这是LL（1）语法吗？

Question

I have derived the following grammar:

S -> a | aT
T -> b | bR
R -> cb | cbR

I understand that in order for a grammar to be LL(1) it has to be non-ambiguous and right-recursive. The problem is that I do not fully understand the concept of left-recursive and right-recursive grammars. I do not know whether or not the following grammar is right recursive. I would really appreciate a simple explanation of the concept of left-recursive and right-recursive grammars, and if my grammar is LL(1).

Many thanks.

Answer 1

This grammar is not LL(1). In an LL(1) parser, it should always be possible to determine which production to use next based on the current nonterminal symbol and the next token of the input.

Let's look at this production, for example:

S → a | aT

Now, suppose that I told you that the current nonterminal symbol is S and the next symbol of input was an a. Could you determine which production to use? Unfortunately, without more context, you couldn't do so: perhaps you're suppose to use S → a, and perhaps you're supposed to use S → aT. Using similar reasoning, you can see that all the other productions have similar problems.

This doesn't have anything to do with left or right recursion, but rather the fact that no two productions for the same nonterminal in an LL(1) grammar can have a nonempty common prefix. In fact, a simple heuristic for checking if a grammar is not LL(1) is to see if you can find two production rules like this.

Hope this helps!

Answer 2

The grammar has only a single recursive rule: the last one where R is the symbol on the left, and also appears on the right. It is right-recursive because in the grammar rule, R is the rightmost symbol. The rule refers to R, and that reference is rightmost.

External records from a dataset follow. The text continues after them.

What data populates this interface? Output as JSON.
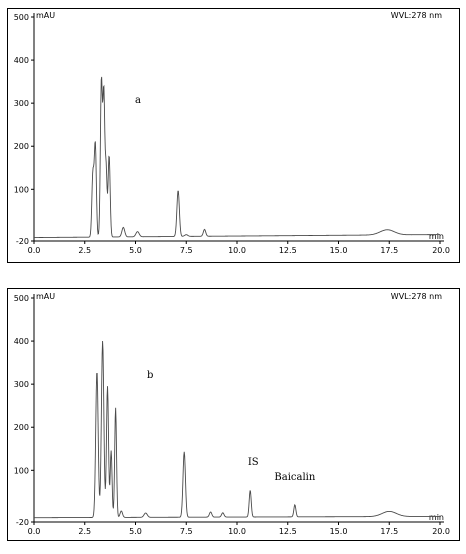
{
  "chart_data": [
    {
      "type": "line",
      "panel_label": "a",
      "ylabel": "mAU",
      "xlabel": "min",
      "header_right": "WVL:278 nm",
      "xlim": [
        0.0,
        20.0
      ],
      "ylim": [
        -20,
        500
      ],
      "x_ticks": [
        "0.0",
        "2.5",
        "5.0",
        "7.5",
        "10.0",
        "12.5",
        "15.0",
        "17.5",
        "20.0"
      ],
      "y_ticks": [
        "-20",
        "100",
        "200",
        "300",
        "400",
        "500"
      ],
      "baseline": -12,
      "baseline_end": -5,
      "peaks": [
        {
          "rt": 2.9,
          "height": 145,
          "width": 0.05
        },
        {
          "rt": 3.02,
          "height": 215,
          "width": 0.05
        },
        {
          "rt": 3.32,
          "height": 365,
          "width": 0.05
        },
        {
          "rt": 3.44,
          "height": 325,
          "width": 0.045
        },
        {
          "rt": 3.55,
          "height": 160,
          "width": 0.045
        },
        {
          "rt": 3.7,
          "height": 190,
          "width": 0.05
        },
        {
          "rt": 4.4,
          "height": 22,
          "width": 0.07
        },
        {
          "rt": 5.1,
          "height": 12,
          "width": 0.08
        },
        {
          "rt": 7.1,
          "height": 107,
          "width": 0.06
        },
        {
          "rt": 7.5,
          "height": 4,
          "width": 0.08
        },
        {
          "rt": 8.4,
          "height": 16,
          "width": 0.06
        },
        {
          "rt": 17.4,
          "height": 12,
          "width": 0.35
        }
      ],
      "annotations": []
    },
    {
      "type": "line",
      "panel_label": "b",
      "ylabel": "mAU",
      "xlabel": "min",
      "header_right": "WVL:278 nm",
      "xlim": [
        0.0,
        20.0
      ],
      "ylim": [
        -20,
        500
      ],
      "x_ticks": [
        "0.0",
        "2.5",
        "5.0",
        "7.5",
        "10.0",
        "12.5",
        "15.0",
        "17.5",
        "20.0"
      ],
      "y_ticks": [
        "-20",
        "100",
        "200",
        "300",
        "400",
        "500"
      ],
      "baseline": -10,
      "baseline_end": -7,
      "peaks": [
        {
          "rt": 3.1,
          "height": 340,
          "width": 0.06
        },
        {
          "rt": 3.38,
          "height": 410,
          "width": 0.06
        },
        {
          "rt": 3.62,
          "height": 305,
          "width": 0.05
        },
        {
          "rt": 3.8,
          "height": 155,
          "width": 0.045
        },
        {
          "rt": 4.02,
          "height": 255,
          "width": 0.045
        },
        {
          "rt": 4.3,
          "height": 15,
          "width": 0.06
        },
        {
          "rt": 5.5,
          "height": 10,
          "width": 0.08
        },
        {
          "rt": 7.4,
          "height": 152,
          "width": 0.06
        },
        {
          "rt": 8.7,
          "height": 12,
          "width": 0.06
        },
        {
          "rt": 9.3,
          "height": 10,
          "width": 0.06
        },
        {
          "rt": 10.65,
          "height": 62,
          "width": 0.05
        },
        {
          "rt": 12.85,
          "height": 28,
          "width": 0.05
        },
        {
          "rt": 17.5,
          "height": 12,
          "width": 0.35
        }
      ],
      "annotations": [
        {
          "label": "IS",
          "x": 10.8,
          "y": 112
        },
        {
          "label": "Baicalin",
          "x": 12.85,
          "y": 77
        }
      ]
    }
  ],
  "colors": {
    "trace": "#4a4a4a",
    "axis": "#000000",
    "border": "#000000"
  }
}
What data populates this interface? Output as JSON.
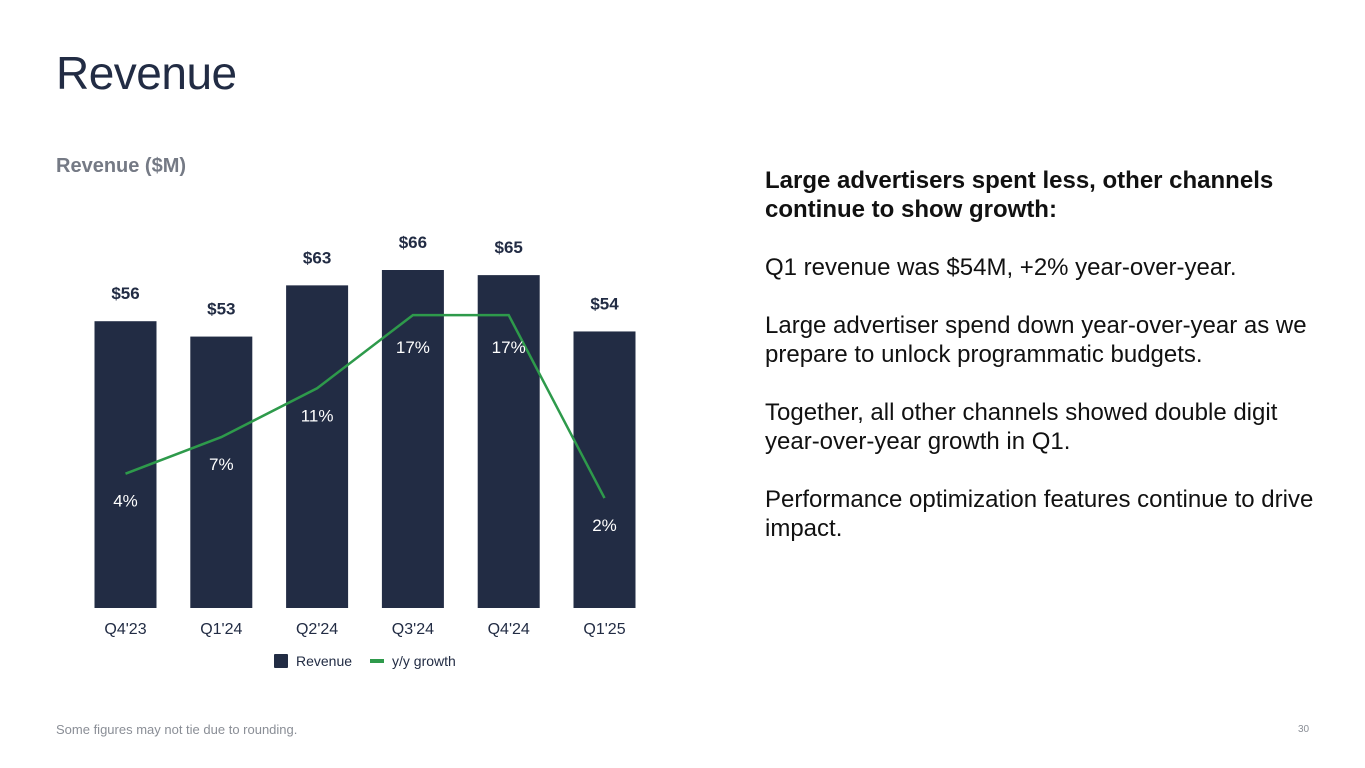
{
  "slide": {
    "title": "Revenue",
    "footnote": "Some figures may not tie due to rounding.",
    "page_number": "30"
  },
  "chart_data": {
    "type": "bar",
    "title": "Revenue ($M)",
    "categories": [
      "Q4'23",
      "Q1'24",
      "Q2'24",
      "Q3'24",
      "Q4'24",
      "Q1'25"
    ],
    "series": [
      {
        "name": "Revenue",
        "type": "bar",
        "values": [
          56,
          53,
          63,
          66,
          65,
          54
        ],
        "labels": [
          "$56",
          "$53",
          "$63",
          "$66",
          "$65",
          "$54"
        ],
        "color": "#222c44"
      },
      {
        "name": "y/y growth",
        "type": "line",
        "values": [
          4,
          7,
          11,
          17,
          17,
          2
        ],
        "labels": [
          "4%",
          "7%",
          "11%",
          "17%",
          "17%",
          "2%"
        ],
        "color": "#2e9a4b"
      }
    ],
    "legend": [
      "Revenue",
      "y/y growth"
    ],
    "legend_position": "bottom",
    "ylim": [
      0,
      66
    ],
    "grid": false
  },
  "commentary": {
    "heading": "Large advertisers spent less, other channels continue to show growth:",
    "paragraphs": [
      "Q1 revenue was $54M, +2% year-over-year.",
      "Large advertiser spend down year-over-year as we prepare to unlock programmatic budgets.",
      "Together, all other channels showed double digit year-over-year growth in Q1.",
      "Performance optimization features continue to drive impact."
    ]
  }
}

The language is LL(1). How we know this is that we can easily construct a recursive descent parser that uses no backtracking and at most one token of lookahead.

But such a parser would be based on a slightly modified version of the grammar.

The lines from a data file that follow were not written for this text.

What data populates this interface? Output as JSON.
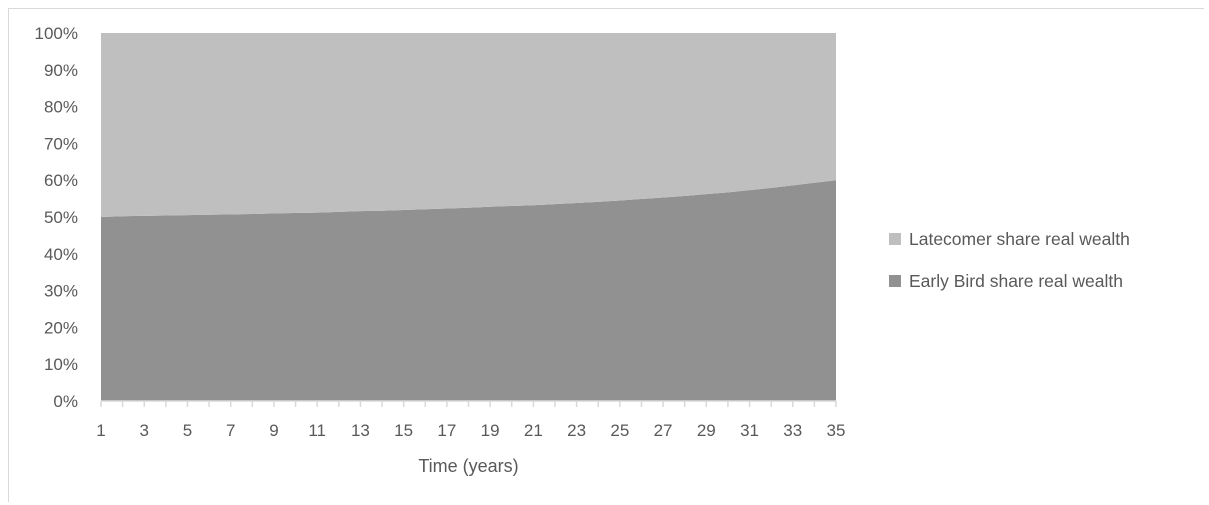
{
  "chart_data": {
    "type": "area",
    "stacked": "percent",
    "xlabel": "Time (years)",
    "ylabel": "",
    "x": [
      1,
      2,
      3,
      4,
      5,
      6,
      7,
      8,
      9,
      10,
      11,
      12,
      13,
      14,
      15,
      16,
      17,
      18,
      19,
      20,
      21,
      22,
      23,
      24,
      25,
      26,
      27,
      28,
      29,
      30,
      31,
      32,
      33,
      34,
      35
    ],
    "x_tick_labels": [
      "1",
      "3",
      "5",
      "7",
      "9",
      "11",
      "13",
      "15",
      "17",
      "19",
      "21",
      "23",
      "25",
      "27",
      "29",
      "31",
      "33",
      "35"
    ],
    "ylim": [
      0,
      100
    ],
    "y_tick_labels": [
      "0%",
      "10%",
      "20%",
      "30%",
      "40%",
      "50%",
      "60%",
      "70%",
      "80%",
      "90%",
      "100%"
    ],
    "legend_position": "right",
    "series": [
      {
        "name": "Early Bird share real wealth",
        "color": "#919191",
        "values": [
          50.0,
          50.2,
          50.3,
          50.4,
          50.5,
          50.6,
          50.7,
          50.8,
          51.0,
          51.1,
          51.2,
          51.4,
          51.6,
          51.7,
          51.9,
          52.1,
          52.3,
          52.5,
          52.8,
          53.0,
          53.2,
          53.5,
          53.8,
          54.1,
          54.5,
          54.9,
          55.3,
          55.7,
          56.2,
          56.7,
          57.3,
          57.9,
          58.6,
          59.3,
          60.0
        ]
      },
      {
        "name": "Latecomer share real wealth",
        "color": "#bfbfbf",
        "values": [
          50.0,
          49.8,
          49.7,
          49.6,
          49.5,
          49.4,
          49.3,
          49.2,
          49.0,
          48.9,
          48.8,
          48.6,
          48.4,
          48.3,
          48.1,
          47.9,
          47.7,
          47.5,
          47.2,
          47.0,
          46.8,
          46.5,
          46.2,
          45.9,
          45.5,
          45.1,
          44.7,
          44.3,
          43.8,
          43.3,
          42.7,
          42.1,
          41.4,
          40.7,
          40.0
        ]
      }
    ],
    "legend_order": [
      1,
      0
    ]
  }
}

For instance the two productions: S -> a and S -> a T could be merged into a single one that can be expressed by the EBNF S -> a [ T ] . ( S derives a , followed by optional T ). This rule can be handled by a single parsing function for recognizing S .

The function matches a and then looks for the optional T , which would be indicated by the next input symbol being b .

We can write an LL(1) grammar for this, along these lines:

S -> a T_opt
T_opt -> b R_opt
T_opt -> <empty>
... et cetera

The optionality of T is handled explicitly, by making T (which we rename to T_opt ) capable of deriving the empty string, and then condensing to a single rule for S , so that we don't have two phrases that both start with a .

So in summary, the language is LL(1), but the given grammar for it isn't. Since the language is LL(1) it is possible to find another grammar which is LL(1), and that grammar is not far off from the given one.